Assessment of toxicity of PMN
Kunming normal mice (purchased from Experimental Animal Center of West China Hospital, Sichuan University, China), weighing 15–25 g were injected with either PMN (100–2,500 μg/mouse/day, n = 5) or PBS (n = 5) intraperitoneally each day. After 3 weeks of administration, mice were sacrificed for histopathological inspection and blood samples were collected for indirect enzyme-linked immunosorbent assay (ELISA) to screen potential antibodies.
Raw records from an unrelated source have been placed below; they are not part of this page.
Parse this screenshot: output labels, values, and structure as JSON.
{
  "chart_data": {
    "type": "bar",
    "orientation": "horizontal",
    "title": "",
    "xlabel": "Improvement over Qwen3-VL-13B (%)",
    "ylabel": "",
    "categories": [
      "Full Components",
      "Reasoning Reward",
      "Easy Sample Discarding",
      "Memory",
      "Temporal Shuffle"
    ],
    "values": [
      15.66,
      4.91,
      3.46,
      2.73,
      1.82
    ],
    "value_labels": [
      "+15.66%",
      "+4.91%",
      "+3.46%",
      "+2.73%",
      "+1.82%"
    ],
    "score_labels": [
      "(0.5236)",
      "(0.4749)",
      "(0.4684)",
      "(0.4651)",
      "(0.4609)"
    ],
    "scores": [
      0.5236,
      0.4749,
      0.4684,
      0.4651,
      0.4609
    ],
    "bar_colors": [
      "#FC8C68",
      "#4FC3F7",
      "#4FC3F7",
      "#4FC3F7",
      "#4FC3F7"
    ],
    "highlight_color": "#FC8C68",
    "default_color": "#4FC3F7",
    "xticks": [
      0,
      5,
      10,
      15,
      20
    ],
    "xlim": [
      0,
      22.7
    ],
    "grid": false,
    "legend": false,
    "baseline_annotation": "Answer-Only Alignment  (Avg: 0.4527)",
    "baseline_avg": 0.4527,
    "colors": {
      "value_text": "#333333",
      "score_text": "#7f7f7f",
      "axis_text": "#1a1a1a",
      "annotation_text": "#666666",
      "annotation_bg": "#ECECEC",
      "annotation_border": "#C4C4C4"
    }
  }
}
The Institutional Animal Care and Use Committee of Sichuan University and Project of Sichuan Animal Experiment Committee (license 045) approved the animal use and in vivo experiments.
0.9% agarose electrophoresis was applied to authenticate the reconstructed plasmids and 15% sodium dodecyl sulfate polyacrylamide gel electropheresis (SDS-PAGE) was applied to authenticate the harvested protein, respectively.
SPSS version 11.0.1 for Microsoft Windows was used for statistical analysis. Two-tailed t-tests were performed using GraphPad Prism for Windows version 4.00. P < 0.05 was considered to be a statistically significant difference.